Ja’Teel gleefully lifted an elderly merchant with invisible hands. With a sharp snap, he broke the poor gentleman wearing a dark red cloak and grey tunic in half as though cracking a branch over his knee. I heard his delicate spine shatter over the sound of the fires and the panicked shouts of those still trying to escape the burning building. The poor sap’s head rested against his butt, his arms flailing as he screamed and screamed. Blood burst from his mouth and nose the instant he died. Ja’Teel let the corpse collapse in a boneless heap, bloody eyes bulging in their sockets. Ja’Teel’s eyes burned hotter than the hearth fire, alive, unquenched.
“Smokescreen,” I muttered.
“Good thinking. Hide both yourself and the people. He may take potshots, but perhaps most will miss.”
I willed heavy smoke into the r
oom, forcing the hearth to overflow, conjuring thick roiling clouds of dense fog. Darkness fell inside the once well-lit common room, the hearth fire flickering dimly through its inky, swirling mist. I could still see shadows move through its murk, dogs, men, anything that tried to survive this horror.
More, I thought frantic, I need more.
Smoke billowed and boiled, gaining in darkness and density. People coughed and choked, wheezing for air, but not even I could see them. Ja’Teel cursed in the language Rygel often used for such purposes and sent a stab of lightning out and away. It flickered briefly through my impenetrable cloud and struck a table. I heard its shriek as its wood splintered into a thousand shards, but no humans cried out in horror or agony.
The smoke distorted sounds. Where I thought I heard the insane babble of the near the kitchens, the light of the hearth told me I gazed in the wrong direction. Ja’Teel’s curses came from my left, when he’d been standing to my right. He hadn’t struck any tables or chairs in changing locations, which told me he was still where I last saw him.
His lightning struck again, but this time hit the ceiling. Very informative, I thought. He’s just as turned around as I am.
“Well done. Now run and make a lot of noise.”
“Run where, exactly? I’ve no idea where the door is.”
“You do. Follow your instincts. He hasn’t stepped far from the door, and you can see where his light comes from.”

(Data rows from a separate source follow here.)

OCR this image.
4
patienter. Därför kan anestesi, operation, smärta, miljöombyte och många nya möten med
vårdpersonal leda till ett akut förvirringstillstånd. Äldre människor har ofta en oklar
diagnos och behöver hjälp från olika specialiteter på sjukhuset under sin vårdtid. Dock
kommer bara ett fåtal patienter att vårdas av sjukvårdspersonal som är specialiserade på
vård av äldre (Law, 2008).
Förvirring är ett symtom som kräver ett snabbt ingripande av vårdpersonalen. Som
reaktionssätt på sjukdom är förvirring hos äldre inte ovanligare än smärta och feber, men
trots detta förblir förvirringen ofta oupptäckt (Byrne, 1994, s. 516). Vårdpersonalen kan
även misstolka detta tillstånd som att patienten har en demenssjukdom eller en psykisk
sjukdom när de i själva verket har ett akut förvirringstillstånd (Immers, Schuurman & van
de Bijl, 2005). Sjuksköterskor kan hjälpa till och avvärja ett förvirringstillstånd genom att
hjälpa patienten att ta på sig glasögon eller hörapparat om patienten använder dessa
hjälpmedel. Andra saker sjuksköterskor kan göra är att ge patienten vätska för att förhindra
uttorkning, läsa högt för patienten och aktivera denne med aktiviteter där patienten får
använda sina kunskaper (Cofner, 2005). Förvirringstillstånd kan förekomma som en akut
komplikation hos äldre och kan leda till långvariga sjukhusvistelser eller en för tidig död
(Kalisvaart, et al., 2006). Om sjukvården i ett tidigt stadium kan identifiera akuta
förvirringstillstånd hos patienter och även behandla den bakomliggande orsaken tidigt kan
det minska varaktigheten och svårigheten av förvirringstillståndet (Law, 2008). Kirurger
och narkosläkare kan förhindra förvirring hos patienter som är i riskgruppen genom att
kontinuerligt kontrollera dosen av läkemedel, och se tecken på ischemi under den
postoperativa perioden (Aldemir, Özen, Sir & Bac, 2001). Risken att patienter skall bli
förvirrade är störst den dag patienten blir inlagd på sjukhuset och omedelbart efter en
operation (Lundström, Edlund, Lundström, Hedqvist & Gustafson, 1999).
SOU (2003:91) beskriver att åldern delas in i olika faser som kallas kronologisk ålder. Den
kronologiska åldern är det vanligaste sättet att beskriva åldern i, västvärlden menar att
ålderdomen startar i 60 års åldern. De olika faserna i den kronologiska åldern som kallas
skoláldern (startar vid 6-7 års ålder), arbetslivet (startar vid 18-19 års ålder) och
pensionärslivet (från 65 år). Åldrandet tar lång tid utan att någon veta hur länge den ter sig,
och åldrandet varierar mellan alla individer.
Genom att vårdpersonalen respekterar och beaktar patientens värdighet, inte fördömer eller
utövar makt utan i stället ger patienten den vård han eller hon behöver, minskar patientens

I understood. Not the door, but the window. I needed those great windows that fronted the tavern and once let in the late summer sunlight. Lots of room to crash through: the entire wall to either side of the door was glass.
“Wait, wait for it.”
Ja’Teel streaked his power again, blasting another table into kindling, its brief light illuminating the dark, roiling smoke. I homed in on the area several degrees to the right of that brief flicker of magic.
“Make noise and lots of it.”
Noise, I thought. Right.
Noisier than a bull in a tea shop, I charged across the room, blind, slamming into chairs and tables, stumbling, regaining my balance, striking two more and almost falling. Guided by my instincts, I kept running, on target, steering a straight course to the place I knew the window to be.